Zeynep'in Tuğrul'a karşı hissettikleri kanıtıydı bunun. Tuğrul'un kimliğini önüne koyduğu o an, içine serin sular gibi dolan rahatlama hissinin hemen ardından neden karanlığın uçurumuna gömüldüğünün, adam kendisine her şeyin bir düzmece olduğunu açık açık anlatırken içinde kaynayan öfkeye rağmen neden ondan vazgeçmek istemediğinin, yorgunluktan kısılmış koyu kahve gözlerinin gözlerinde kalmasını isteyişinin, kalbini yerinden sökülüyormuş gibi hissettiren her kelimesine ve ona açtığı tüm pencereleri sımsıkı örüp kapatmasına rağmen neden ondan vazgeçemediğinin cevabıydı bu. Fakültede kurduğu plana son hızla giderken sıkı sıkıya kavramıştı direksiyonunu. Kaçış rampasına büyük bir sarsıntıyla çıkmıştı fakat artık önünde kendini durduracak yüksekçe bir duvar değil, gerçekleri ortaya koyacak şeffaf bir boşluk vardı.

Birkaç dakika önce, yalnızca ikisinin olduğu odadaki tüm nesneleri kandırılmışlığın kazanında karıştırılmış bir balçık gibi kaplayan hayal kırıklığı; Tuğrul'un önce gözlerine, sonra dudaklarına ve nihayetinde tüm bedenine yaydığı sıcaklıkla, Zeynep'in dilinden fırlayan ıstırabı da yanına alarak geri çekildi. Zeynep adamın sırtından beline doğru uzanan yolda yuvasında gizlenen silaha kadar uzandığında, elini tuttu Tuğrul. Rotadan çıktığının resmiydi bu. Hızla irtifa kazanan bir uçağın kararlı pilotu olmuştu kalpleri. Daha yükseklere çıkarak bilinmeyeni keşfetme arzusu tetiklese de ikisini, güvenli bölgede kalma sorumluluğunu alması gereken biri vardı. Dudakları son bir dokunuşla tenlerinde oluşan karıncalanmaya şevkle eşlik ettikten sonra Tuğrul'un müdahalesiyle ayrıldılar birbirlerinden. Az önce Zeynep'e bir buzhaneden farksız hissettiren o karanlık odadan eser yoktu şimdi. Sadece yüzü değil, tüm bedeni alev almış gibi hissediyordu.

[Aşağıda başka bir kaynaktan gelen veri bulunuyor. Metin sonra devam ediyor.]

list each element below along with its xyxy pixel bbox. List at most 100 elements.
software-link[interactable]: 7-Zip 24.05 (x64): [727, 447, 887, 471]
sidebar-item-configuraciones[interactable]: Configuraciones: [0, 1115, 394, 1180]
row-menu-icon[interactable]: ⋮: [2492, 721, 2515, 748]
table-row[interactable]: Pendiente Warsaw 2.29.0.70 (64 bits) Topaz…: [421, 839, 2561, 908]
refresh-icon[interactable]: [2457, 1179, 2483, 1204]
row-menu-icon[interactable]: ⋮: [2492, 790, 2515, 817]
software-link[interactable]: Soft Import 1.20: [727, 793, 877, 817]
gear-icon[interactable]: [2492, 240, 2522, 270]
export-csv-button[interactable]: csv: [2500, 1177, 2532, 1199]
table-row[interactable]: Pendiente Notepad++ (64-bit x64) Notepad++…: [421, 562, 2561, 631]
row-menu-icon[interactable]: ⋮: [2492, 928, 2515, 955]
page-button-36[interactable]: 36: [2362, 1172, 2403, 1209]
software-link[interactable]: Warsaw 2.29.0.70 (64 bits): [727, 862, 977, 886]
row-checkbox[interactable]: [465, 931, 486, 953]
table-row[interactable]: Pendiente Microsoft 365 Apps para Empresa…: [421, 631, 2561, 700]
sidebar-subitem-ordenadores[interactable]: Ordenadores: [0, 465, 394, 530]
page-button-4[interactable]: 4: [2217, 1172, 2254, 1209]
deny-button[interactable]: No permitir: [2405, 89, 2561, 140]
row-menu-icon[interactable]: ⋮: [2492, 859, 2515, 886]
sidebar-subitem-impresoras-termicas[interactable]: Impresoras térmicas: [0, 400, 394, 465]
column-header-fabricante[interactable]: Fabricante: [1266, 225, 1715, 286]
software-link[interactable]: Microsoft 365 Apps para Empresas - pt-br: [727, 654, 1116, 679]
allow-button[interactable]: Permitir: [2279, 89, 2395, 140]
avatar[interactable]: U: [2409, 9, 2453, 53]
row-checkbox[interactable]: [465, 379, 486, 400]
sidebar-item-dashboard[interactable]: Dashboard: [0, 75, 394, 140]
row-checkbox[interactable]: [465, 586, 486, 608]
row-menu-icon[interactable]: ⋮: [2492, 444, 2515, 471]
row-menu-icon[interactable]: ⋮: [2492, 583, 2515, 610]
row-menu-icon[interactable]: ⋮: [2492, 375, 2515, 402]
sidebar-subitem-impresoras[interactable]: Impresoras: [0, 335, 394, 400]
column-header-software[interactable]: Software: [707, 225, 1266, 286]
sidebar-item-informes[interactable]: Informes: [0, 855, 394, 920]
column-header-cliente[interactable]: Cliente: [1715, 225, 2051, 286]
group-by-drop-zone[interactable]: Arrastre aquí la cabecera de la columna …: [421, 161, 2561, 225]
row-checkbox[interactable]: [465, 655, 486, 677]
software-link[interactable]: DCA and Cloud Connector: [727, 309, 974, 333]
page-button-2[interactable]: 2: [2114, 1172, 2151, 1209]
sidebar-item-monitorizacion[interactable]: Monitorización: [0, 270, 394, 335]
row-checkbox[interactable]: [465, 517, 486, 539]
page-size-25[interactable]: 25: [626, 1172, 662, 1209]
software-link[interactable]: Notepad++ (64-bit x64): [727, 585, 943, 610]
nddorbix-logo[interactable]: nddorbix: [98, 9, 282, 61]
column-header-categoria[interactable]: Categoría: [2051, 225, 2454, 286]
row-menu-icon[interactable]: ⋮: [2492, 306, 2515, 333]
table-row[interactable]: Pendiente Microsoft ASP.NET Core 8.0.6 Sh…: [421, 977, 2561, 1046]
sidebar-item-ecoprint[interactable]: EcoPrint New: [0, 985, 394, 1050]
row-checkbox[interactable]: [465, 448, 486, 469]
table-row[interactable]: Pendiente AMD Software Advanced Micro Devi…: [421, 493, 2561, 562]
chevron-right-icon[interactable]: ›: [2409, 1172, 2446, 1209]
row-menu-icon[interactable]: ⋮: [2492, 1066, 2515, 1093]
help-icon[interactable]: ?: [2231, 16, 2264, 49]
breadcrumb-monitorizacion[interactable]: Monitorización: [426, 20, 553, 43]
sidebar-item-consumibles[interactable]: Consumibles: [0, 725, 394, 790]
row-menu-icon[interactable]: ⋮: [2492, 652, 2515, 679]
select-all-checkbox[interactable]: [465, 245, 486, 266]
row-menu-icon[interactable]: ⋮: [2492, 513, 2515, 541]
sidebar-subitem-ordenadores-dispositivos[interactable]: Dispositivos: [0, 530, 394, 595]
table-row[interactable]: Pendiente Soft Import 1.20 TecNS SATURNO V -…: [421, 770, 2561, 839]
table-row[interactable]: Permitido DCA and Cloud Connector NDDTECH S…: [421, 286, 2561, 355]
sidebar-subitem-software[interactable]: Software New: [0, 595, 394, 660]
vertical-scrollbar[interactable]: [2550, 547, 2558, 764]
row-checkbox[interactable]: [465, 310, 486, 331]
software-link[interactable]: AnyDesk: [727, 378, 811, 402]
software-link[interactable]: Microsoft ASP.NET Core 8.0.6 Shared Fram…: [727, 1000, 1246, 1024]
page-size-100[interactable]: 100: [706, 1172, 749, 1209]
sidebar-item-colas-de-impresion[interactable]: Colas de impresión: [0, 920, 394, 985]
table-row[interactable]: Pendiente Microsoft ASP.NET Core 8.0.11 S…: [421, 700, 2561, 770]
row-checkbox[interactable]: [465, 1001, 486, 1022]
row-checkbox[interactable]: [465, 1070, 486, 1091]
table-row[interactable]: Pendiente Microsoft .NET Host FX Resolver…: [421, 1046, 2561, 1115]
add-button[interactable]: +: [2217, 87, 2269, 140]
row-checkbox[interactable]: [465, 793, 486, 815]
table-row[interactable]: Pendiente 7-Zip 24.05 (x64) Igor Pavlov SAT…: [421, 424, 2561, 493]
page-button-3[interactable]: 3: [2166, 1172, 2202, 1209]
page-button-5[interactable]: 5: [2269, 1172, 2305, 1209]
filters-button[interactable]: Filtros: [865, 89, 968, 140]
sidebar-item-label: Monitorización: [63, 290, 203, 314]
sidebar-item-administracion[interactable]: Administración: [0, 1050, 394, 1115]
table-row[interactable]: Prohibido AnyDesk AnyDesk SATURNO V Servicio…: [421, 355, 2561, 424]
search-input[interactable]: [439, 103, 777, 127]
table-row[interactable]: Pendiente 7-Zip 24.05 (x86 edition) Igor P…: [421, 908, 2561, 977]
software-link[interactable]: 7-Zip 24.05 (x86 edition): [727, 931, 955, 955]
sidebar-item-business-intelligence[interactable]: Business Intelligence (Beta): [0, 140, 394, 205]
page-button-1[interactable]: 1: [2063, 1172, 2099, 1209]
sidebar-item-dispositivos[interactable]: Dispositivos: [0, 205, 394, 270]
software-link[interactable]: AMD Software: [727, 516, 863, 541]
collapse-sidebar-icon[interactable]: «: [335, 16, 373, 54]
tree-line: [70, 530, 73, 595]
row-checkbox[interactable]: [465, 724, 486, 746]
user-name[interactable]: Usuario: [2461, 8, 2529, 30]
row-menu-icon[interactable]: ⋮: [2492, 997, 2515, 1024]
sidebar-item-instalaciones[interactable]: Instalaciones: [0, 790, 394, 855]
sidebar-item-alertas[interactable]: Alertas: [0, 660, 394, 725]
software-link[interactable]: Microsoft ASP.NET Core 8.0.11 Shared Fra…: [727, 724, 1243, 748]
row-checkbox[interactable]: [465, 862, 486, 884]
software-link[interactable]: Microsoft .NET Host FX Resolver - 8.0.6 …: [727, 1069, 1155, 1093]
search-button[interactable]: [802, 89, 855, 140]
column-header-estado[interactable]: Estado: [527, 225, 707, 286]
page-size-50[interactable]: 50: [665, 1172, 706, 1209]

"Silahlara merakın olduğunu söylememiştin." dedi Tuğrul.

Yüzünde halinden memnun bir tebessümle kendisini sarıp sarmalayan adama kilitlendikten saniyeler sonra, Tuğrul'un gevşettiği tutuşundan istifade ederek kendi bacaklarını gevşetti ve onun gövdesinden aşağı kaydı Zeynep. İnerken de kendi ayakkabısıyla, Tuğrul'un siyah, üzerinde de tek toz zerresi yokmuş gibi parlayan ayakkabılarının üzerine bastı. Geri çekildiğinde ayakkabılar; üzerindeki soluk, gri desen nedeniyle artık o kadar da temiz ve kusursuz görünmüyorlardı. Tuğrul'unsa bunu umursadığı yoktu. Ellerini Zeynep'in beline uzatarak onun yukarıya toplanmış bluzunu aşağı çekti, kendi ceketinin yakalarını da düzelttikten sonra her zamanki kendinden emin tavrına eşlik eden bir tonlamayla "Güzel!" diye devam etti. "Bir yerden başlaman gerekirdi. Her şeyi açıklığa kavuşturduğumuza göre, gönüllü istihbarat uzmanlığın için gereken eğitimi de bizzat ben veririm."